Model Trained using CNN / Modified LeNet architecture to classify German Road Traffic Signs
Project Pipeline Covers the following subroutines:
Data - German Traffic Signs
Pickled Training, validation & test datasets are used for this project. Below is a visualization of the sample dataset.
In this section I did implement the following logic:
-
Function logic to convert input training, validation and test images to GrayScale Below is a sample image converted to Grayscale
-
Function to perform histogram equalization on the input images Histogram equalization of image
-
Normalization: The input images have pixel values in the range of [0 255]. Feature scaling is one such procedure which would normalize all the raw input data so that all the inputs are scaled. This would allow the gradient descent optimization search to converge faster likewise.
After completing the pre-processing step sample dataset is as shown below:
The provided training / test data was poorly distributed - this leads to biased learning of the model. A well know approach is to augment the dataset with additional fake data such that the final training/test sets are richly distributed among all the classes.

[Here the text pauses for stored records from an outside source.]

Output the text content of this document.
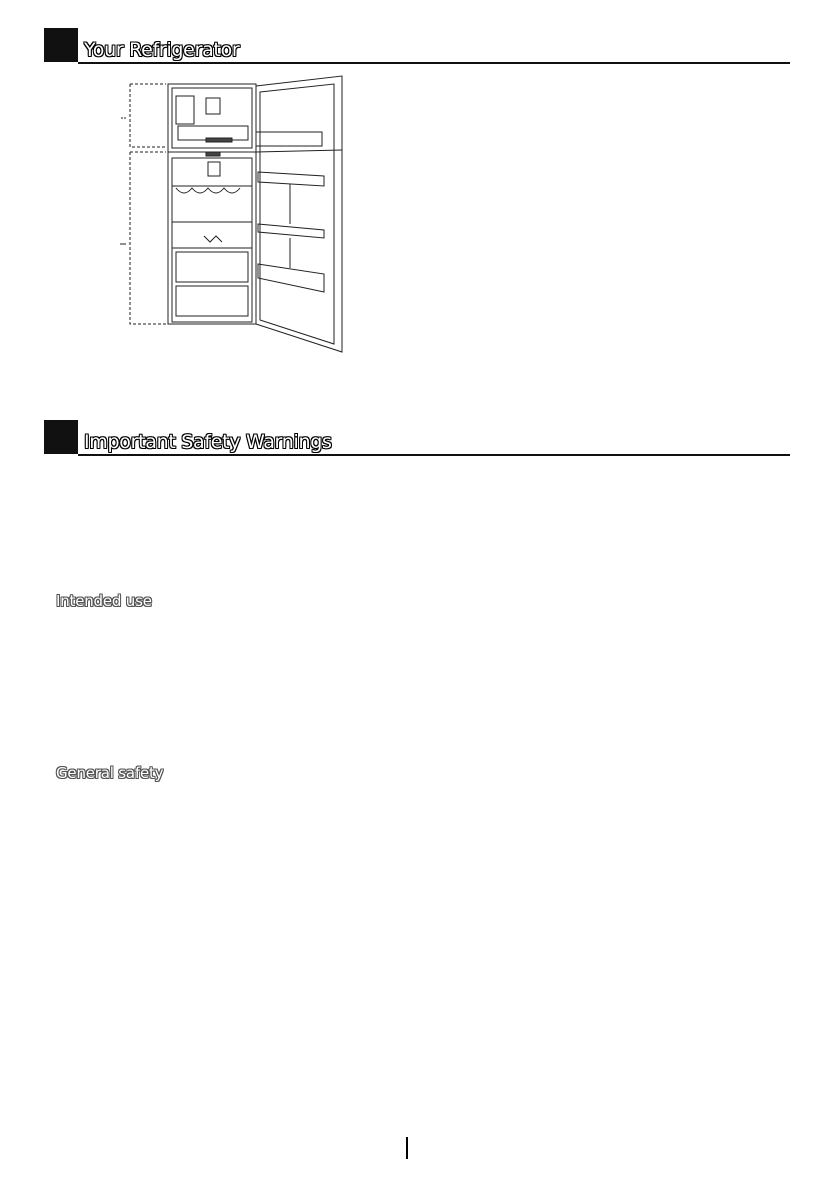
Your Refrigerator
Important Safety Warnings
Intended use
General safety
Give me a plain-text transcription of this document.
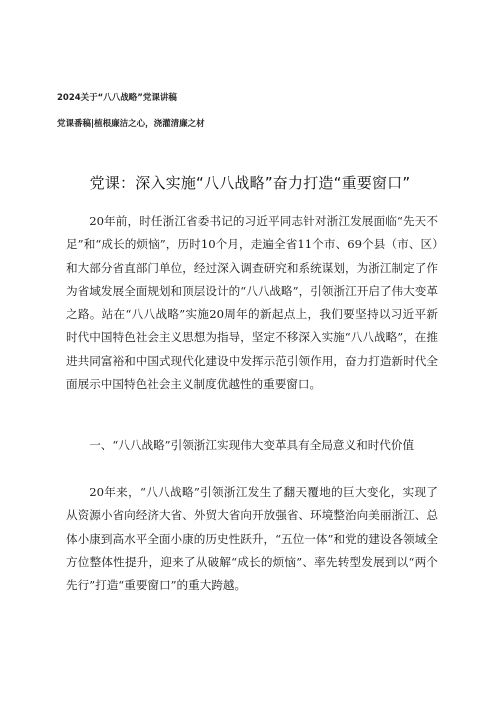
2024关于“八八战略”党课讲稿
党课番稿|植根廉洁之心，浇灌清廉之材
党课：深入实施“八八战略”奋力打造“重要窗口”
20年前，时任浙江省委书记的习近平同志针对浙江发展面临“先天不足”和“成长的烦恼”，历时10个月，走遍全省11个市、69个县（市、区）和大部分省直部门单位，经过深入调查研究和系统谋划，为浙江制定了作为省域发展全面规划和顶层设计的“八八战略”，引领浙江开启了伟大变革之路。站在“八八战略”实施20周年的新起点上，我们要坚持以习近平新时代中国特色社会主义思想为指导，坚定不移深入实施“八八战略”，在推进共同富裕和中国式现代化建设中发挥示范引领作用，奋力打造新时代全面展示中国特色社会主义制度优越性的重要窗口。
一、“八八战略”引领浙江实现伟大变革具有全局意义和时代价值
20年来，“八八战略”引领浙江发生了翻天覆地的巨大变化，实现了从资源小省向经济大省、外贸大省向开放强省、环境整治向美丽浙江、总体小康到高水平全面小康的历史性跃升，“五位一体”和党的建设各领域全方位整体性提升，迎来了从破解“成长的烦恼”、率先转型发展到以“两个先行”打造“重要窗口”的重大跨越。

Below figure shows distribution of the original training/validation and test data set:
Data augmentation techniques as described in Yann lecun paper was implemented in my logic.
Three techniques used for data augmentation are:
- Translating image data set randomly in the range of (-2, 2) pixel positions
- Rotating the images from (-30, 30) range randomly
- Doing perspective transformation / zooming in in the range of (-2, 2) position values.
Example of Data augmentation logic applied to a sample image:
The final architecture used for my training was a 6 layer modified LeNet (Refer to the Model architecture section in project writeup).
HYPERPARAMETERS:
The following Hyper parameters have been used for training:
- Learning rate: 0.001
- EPOCHS: 20 (Considering the training time on CPU)
- Dropout probability = 0.5
- Batch Size = 128
For the training purpose I use the Adam optimizer logic from the tensorflow module which adaptively adjusts the learning rate.
Batch size and Learning rate used in the final logic worked out really well and hence I fixed upon those. For training the model mostly the normal tensorflow version on CPU was used and also did try out the g2x instance on AWS with the CUDA version of tensorflow active and running. Time for training on CPU with core i7 processor was about 175 seconds/epoch and on a g2x instance it was about 55 seconds/epoch.
• The original LeNet architecture with the original data set converged at a validation accuracy of about ~ 86 %.
• Final Model structure with data conditioning (Section 2): By adding the dropout layer and the additional fully connected layer validation accuracy of the model turned out to be about ~ 95.6% for the original dataset.
• Final Model Structure with Augmented Data: Using the augmented Data I could achieve a training accuracy of 100%, validation accuracy of about 98% and test data accuracy of 98%. (Please refer to the Jupyter notebook for the code).